ISOLATION, IDENTIFICATION AND QUANTIFICATION OF BIOACTIVE COMPOUNDS FROM AMARANTHUS HYPOCHONDRIACUS LEAF EXTRACT: A VITAL SOURCE OF POTENT NATURAL ANTIOXIDANTS

ISOLATION, IDENTIFICATION AND QUANTIFICATION OF BIOACTIVE COMPOUNDS FROM AMARANTHUS HYPOCHONDRIACUS LEAF EXTRACT: A VITAL SOURCE OF POTENT NATURAL ANTIOXIDANTS

A. G. Agarwal ^{1, 2}, M. I. Khan ^{* 2}, K. Singh ² and O. P. Sidhu ¹

CSIR–National Botanical Research Institute ¹, Rana Pratap Marg, Lucknow - 226001, Uttar Pradesh, India.

Faculty of Pharmacy ², Integral University, Lucknow - 226026, Uttar Pradesh, India.

ABSTRACT: In this study we aimed at isolation, identification, and quantification of two phenolic compounds reported for the first time in leaves of Amaranthus hypochondriacus.
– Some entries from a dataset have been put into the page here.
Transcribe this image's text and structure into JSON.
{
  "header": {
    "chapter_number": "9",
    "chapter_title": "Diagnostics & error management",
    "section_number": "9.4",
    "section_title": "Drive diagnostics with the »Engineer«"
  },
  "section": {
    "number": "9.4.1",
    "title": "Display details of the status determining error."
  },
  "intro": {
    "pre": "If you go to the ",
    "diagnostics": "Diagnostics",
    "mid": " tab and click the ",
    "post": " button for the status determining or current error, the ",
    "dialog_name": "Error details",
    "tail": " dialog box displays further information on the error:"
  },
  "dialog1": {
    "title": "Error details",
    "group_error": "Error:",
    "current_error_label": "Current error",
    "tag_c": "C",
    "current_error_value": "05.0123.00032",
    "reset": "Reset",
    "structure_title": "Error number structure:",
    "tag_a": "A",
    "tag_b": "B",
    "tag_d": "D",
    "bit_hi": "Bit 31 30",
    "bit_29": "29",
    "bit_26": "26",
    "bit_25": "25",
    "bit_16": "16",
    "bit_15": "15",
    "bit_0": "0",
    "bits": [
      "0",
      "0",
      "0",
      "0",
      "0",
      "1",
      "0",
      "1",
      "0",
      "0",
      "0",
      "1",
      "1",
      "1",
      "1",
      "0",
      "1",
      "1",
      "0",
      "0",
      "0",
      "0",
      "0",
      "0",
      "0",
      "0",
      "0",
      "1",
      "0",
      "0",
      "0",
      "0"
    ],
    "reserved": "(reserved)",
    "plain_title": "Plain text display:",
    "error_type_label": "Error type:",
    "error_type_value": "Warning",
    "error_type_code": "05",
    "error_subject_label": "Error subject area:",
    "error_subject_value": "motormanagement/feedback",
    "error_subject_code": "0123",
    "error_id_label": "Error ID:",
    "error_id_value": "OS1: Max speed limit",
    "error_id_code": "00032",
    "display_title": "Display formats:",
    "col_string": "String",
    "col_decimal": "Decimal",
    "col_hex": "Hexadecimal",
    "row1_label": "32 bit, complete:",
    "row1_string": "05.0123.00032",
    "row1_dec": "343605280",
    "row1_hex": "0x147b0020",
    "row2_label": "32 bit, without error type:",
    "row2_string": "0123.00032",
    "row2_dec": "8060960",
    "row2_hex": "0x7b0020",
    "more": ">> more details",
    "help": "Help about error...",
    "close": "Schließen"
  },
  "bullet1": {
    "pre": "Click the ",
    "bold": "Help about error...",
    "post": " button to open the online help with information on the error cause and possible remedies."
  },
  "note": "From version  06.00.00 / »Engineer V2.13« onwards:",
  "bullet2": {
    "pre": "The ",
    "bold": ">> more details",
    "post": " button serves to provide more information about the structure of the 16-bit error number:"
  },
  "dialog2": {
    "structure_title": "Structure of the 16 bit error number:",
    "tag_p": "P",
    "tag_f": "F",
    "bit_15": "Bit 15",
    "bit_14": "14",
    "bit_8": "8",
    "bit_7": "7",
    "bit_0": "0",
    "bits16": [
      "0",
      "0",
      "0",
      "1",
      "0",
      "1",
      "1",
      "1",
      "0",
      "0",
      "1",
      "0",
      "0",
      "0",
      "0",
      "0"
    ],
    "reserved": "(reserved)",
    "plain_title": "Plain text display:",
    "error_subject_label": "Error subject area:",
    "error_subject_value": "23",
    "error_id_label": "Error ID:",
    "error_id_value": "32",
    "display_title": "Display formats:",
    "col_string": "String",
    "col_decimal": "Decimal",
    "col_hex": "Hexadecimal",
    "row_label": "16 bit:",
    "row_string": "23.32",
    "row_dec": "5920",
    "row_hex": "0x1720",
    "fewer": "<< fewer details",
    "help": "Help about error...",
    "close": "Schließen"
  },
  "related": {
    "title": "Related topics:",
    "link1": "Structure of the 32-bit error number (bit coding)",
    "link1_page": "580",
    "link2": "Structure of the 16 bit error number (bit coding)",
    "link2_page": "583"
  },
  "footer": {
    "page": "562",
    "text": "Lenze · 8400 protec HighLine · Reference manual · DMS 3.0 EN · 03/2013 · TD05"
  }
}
A non targeted GC-MS metabolite profiling of hexane extracts of amaranth leaves was done which indicated the presence of major phenolic compounds. Two alkylated phenols namely 2,4-di-tert-butyl phenol (A) and 3-(3,5-di-tert-butyl-4-hydroxyphenyl) propanoic acid (B) were isolated for the first time from the hexane extract of A. hypochondriacus leaves. Structure elucidation of both the compounds was done using ¹H NMR and purity was checked by GC-MS. Quantitative estimation of purified compounds in leaves extract was carried out using RP-analytical HPLC. The antioxidant potential of the isolated compounds (A), (B) and the hexane extract of leaves were investigated using in-vitro 2,2-Diphenyl-1-picrylhydrazyl (DPPH) free radicals scavenging bioassay. Hexane leaf extract (IC₅₀ = 385.34 ± 37.11 µg/mL), 2,4-di-tert-butyl phenol (A) (IC₅₀ = 253.76 ± 24.67 µg ml^-1) and 3-(3,5-di-tert-butyl-4-hydroxyphenyl) propanoic acid (B) (IC₅₀ = 174.09 ± 16.89 µg ml^-1) exhibited significant free radicals scavenging activity. Thus, our study reports high content of two alkylated phenols for the first time in Amaranthus hypochondriacus leaves extract. It substantiates the usage of amaranthus leaves as a prominent source of antioxidant bioactive potent enough to substitute synthetic toxic antioxidants in food and pharmaceutical industries.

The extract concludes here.